Motivation
Self-supervised learning for tabular data is hampered by the absence of natural augmentations. In vision, crops and color jitter produce semantically equivalent views, but corrupting or permuting features in a table has no principled, label-preserving analogue — such transformations can change the meaning of a row. Contrastive tabular SSL therefore relies on ad-hoc, often harmful augmentations. This T-JEPA seeks augmentation-free tabular pretraining, deriving the self-supervisory signal from the structure of the features themselves rather than from invented views.
How it works
For each sample, the set of features is partitioned: a subset forms the context and a disjoint subset forms the target, so the masking unit is a group of features (columns) within a row.
- A context encoder $f_\theta$ embeds the observed (context) features.
- A predictor $g_\phi$, conditioned on which target features are sought, predicts their latent representations.
- An EMA target encoder $\bar f_\theta$ embeds the target features to provide the targets, with gradients stopped.
Training minimizes a latent-space distance — no reconstruction of raw feature values, no contrastive negatives, and crucially no data augmentation. Predicting one feature group from another forces the encoder to model inter-feature dependencies directly.
The objective
Let $x_C$ be the context features and $x_T$ the disjoint target features identified by conditioning $c_T$. The loss is the latent $\ell_2$ distance:
$$\mathcal{L} = \big\lVert\, g_\phi\big(f_\theta(x_C),\, c_T\big) - \operatorname{sg}\big[\bar f_\theta(x_T)\big]\,\big\rVert_2^2,$$
with $\operatorname{sg}$ the stop-gradient and the target encoder updated by EMA. The conditioning $c_T$ tells the predictor which features it must infer, so a single model predicts arbitrary held-out feature subsets, capturing the dependency structure among heterogeneous columns without any augmentation.
Key results & what's novel
T-JEPA brings the joint-embedding predictive paradigm to one of the hardest SSL domains. By predicting the embeddings of masked feature subsets from other features, it captures inter-feature dependencies directly and provides a self-supervisory signal for heterogeneous tabular data without inventing artificial augmentations. It is competitive on downstream tabular classification and regression, and demonstrates that JEPA's masked latent prediction generalizes beyond spatial or sequential data to non-spatial, non-sequential feature sets — extending the family to a structurally distinct modality.
Strengths & limitations
- + Augmentation-free: avoids the label-distorting transforms that plague tabular contrastive SSL.
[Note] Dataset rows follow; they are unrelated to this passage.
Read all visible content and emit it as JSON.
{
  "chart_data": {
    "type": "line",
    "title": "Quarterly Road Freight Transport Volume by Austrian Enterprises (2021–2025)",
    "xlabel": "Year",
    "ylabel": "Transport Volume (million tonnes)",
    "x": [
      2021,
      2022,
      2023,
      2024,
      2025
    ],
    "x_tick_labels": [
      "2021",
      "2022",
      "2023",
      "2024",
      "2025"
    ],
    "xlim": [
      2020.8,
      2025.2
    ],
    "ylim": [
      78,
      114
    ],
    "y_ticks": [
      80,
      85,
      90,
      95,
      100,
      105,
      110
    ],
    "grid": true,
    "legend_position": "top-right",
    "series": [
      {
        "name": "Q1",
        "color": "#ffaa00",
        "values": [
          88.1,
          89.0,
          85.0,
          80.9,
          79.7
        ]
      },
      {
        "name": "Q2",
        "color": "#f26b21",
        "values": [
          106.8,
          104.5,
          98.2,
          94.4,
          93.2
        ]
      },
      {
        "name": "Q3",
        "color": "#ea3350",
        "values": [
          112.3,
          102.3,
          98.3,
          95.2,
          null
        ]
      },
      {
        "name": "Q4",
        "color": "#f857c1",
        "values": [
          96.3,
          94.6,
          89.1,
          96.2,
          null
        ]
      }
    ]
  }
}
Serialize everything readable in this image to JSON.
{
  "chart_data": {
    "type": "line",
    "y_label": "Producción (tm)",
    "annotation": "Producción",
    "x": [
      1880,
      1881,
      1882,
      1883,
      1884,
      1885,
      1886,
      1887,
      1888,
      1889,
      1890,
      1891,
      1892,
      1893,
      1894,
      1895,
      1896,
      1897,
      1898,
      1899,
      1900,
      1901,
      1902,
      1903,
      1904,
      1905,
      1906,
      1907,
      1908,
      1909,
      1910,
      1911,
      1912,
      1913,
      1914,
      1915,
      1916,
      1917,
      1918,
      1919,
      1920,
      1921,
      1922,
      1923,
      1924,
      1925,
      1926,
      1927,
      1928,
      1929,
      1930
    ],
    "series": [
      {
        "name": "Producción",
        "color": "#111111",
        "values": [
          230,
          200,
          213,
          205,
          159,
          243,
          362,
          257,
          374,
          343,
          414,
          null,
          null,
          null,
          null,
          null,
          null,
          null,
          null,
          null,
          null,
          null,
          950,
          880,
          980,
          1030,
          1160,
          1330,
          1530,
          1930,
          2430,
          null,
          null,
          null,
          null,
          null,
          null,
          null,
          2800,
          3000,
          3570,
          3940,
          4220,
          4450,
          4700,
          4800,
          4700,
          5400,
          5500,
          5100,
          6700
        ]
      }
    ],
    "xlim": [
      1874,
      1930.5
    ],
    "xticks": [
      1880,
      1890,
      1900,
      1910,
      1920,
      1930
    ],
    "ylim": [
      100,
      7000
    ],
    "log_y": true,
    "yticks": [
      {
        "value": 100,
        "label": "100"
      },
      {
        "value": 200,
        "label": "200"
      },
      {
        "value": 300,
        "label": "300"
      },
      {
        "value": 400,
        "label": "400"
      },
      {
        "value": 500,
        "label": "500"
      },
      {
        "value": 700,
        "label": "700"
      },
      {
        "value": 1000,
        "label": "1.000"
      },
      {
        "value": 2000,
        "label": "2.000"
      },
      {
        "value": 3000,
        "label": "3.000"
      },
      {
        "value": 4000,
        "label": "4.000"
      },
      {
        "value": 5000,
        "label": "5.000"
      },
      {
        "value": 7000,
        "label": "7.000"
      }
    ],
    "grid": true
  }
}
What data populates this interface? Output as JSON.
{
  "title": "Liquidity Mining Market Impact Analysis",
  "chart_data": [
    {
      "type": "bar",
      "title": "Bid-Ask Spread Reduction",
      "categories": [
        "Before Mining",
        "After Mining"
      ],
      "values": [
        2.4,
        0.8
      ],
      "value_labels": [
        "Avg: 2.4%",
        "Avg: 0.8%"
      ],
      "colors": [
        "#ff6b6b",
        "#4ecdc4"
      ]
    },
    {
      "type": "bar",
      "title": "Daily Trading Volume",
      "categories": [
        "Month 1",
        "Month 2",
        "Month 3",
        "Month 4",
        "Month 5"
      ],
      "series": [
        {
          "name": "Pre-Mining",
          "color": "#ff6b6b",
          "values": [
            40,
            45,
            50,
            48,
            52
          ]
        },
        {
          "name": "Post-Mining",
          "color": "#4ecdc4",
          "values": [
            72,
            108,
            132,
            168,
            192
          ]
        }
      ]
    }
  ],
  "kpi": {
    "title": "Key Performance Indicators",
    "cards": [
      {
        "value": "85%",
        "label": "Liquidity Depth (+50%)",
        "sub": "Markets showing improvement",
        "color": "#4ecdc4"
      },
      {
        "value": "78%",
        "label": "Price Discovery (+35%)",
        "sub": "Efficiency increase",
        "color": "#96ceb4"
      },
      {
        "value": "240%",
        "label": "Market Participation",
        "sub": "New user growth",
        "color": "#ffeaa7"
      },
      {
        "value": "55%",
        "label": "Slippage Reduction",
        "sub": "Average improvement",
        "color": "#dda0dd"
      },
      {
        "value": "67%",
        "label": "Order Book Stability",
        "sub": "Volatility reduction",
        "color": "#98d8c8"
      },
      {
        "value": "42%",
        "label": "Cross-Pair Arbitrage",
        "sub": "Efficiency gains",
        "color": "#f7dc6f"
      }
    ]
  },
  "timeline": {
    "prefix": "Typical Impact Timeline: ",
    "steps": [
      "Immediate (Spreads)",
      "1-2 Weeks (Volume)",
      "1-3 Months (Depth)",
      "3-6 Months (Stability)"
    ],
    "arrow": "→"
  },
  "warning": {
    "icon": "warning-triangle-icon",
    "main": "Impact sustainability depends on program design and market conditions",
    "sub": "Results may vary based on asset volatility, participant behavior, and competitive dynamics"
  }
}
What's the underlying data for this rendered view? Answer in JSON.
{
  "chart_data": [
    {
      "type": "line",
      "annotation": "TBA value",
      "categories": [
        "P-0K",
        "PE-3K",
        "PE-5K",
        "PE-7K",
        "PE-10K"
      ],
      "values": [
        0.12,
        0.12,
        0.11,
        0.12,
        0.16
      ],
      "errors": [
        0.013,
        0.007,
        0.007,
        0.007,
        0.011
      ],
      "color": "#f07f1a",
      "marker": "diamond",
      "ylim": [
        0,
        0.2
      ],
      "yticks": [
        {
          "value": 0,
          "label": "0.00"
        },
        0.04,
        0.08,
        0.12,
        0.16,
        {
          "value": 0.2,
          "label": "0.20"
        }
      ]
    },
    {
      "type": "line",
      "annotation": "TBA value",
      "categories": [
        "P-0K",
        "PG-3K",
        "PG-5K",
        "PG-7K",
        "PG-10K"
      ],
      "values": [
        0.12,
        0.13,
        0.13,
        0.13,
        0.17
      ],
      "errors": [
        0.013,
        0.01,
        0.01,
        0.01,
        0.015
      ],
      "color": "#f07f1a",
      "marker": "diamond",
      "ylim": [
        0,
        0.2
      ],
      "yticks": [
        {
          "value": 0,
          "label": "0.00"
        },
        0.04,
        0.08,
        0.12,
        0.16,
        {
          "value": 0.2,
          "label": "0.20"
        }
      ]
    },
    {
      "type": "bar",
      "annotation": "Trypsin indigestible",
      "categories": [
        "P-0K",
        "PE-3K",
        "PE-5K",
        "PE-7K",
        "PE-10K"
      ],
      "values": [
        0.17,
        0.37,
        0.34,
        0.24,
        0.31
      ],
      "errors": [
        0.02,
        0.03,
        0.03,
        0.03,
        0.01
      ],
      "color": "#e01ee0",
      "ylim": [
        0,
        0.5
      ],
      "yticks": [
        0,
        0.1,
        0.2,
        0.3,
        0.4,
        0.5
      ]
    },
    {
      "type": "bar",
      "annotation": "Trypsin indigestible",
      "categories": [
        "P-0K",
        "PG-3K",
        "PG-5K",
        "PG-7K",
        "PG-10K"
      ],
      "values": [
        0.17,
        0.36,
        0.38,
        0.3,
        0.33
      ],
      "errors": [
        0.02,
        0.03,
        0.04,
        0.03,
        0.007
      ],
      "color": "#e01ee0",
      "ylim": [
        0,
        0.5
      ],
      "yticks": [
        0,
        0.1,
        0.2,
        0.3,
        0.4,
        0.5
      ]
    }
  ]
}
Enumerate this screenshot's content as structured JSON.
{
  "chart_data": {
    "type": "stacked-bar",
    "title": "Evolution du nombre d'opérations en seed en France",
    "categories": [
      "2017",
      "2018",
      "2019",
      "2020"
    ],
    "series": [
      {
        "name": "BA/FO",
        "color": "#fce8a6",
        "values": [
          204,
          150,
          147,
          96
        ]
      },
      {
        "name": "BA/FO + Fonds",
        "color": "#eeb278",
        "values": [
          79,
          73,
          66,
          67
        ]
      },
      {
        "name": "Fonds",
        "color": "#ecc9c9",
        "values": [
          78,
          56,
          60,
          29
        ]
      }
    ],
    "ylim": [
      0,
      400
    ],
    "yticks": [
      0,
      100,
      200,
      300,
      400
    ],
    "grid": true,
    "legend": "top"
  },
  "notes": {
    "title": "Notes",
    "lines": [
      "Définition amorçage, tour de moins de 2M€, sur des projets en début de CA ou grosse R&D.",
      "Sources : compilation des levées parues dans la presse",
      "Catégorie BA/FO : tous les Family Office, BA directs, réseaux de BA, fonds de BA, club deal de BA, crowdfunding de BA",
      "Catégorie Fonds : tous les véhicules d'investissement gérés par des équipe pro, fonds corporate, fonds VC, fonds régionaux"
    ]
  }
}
- + Directly models inter-feature dependencies via column-subset prediction.
- + Generalizes JEPA to non-spatial, non-sequential feature sets.
- − Choice of context/target feature partition is a sensitive design lever.
- − Heterogeneous mixed-type columns (categorical + numeric) complicate tokenization and embedding.
- − A representation learner; gains depend on dataset structure and may be modest where features are weakly dependent.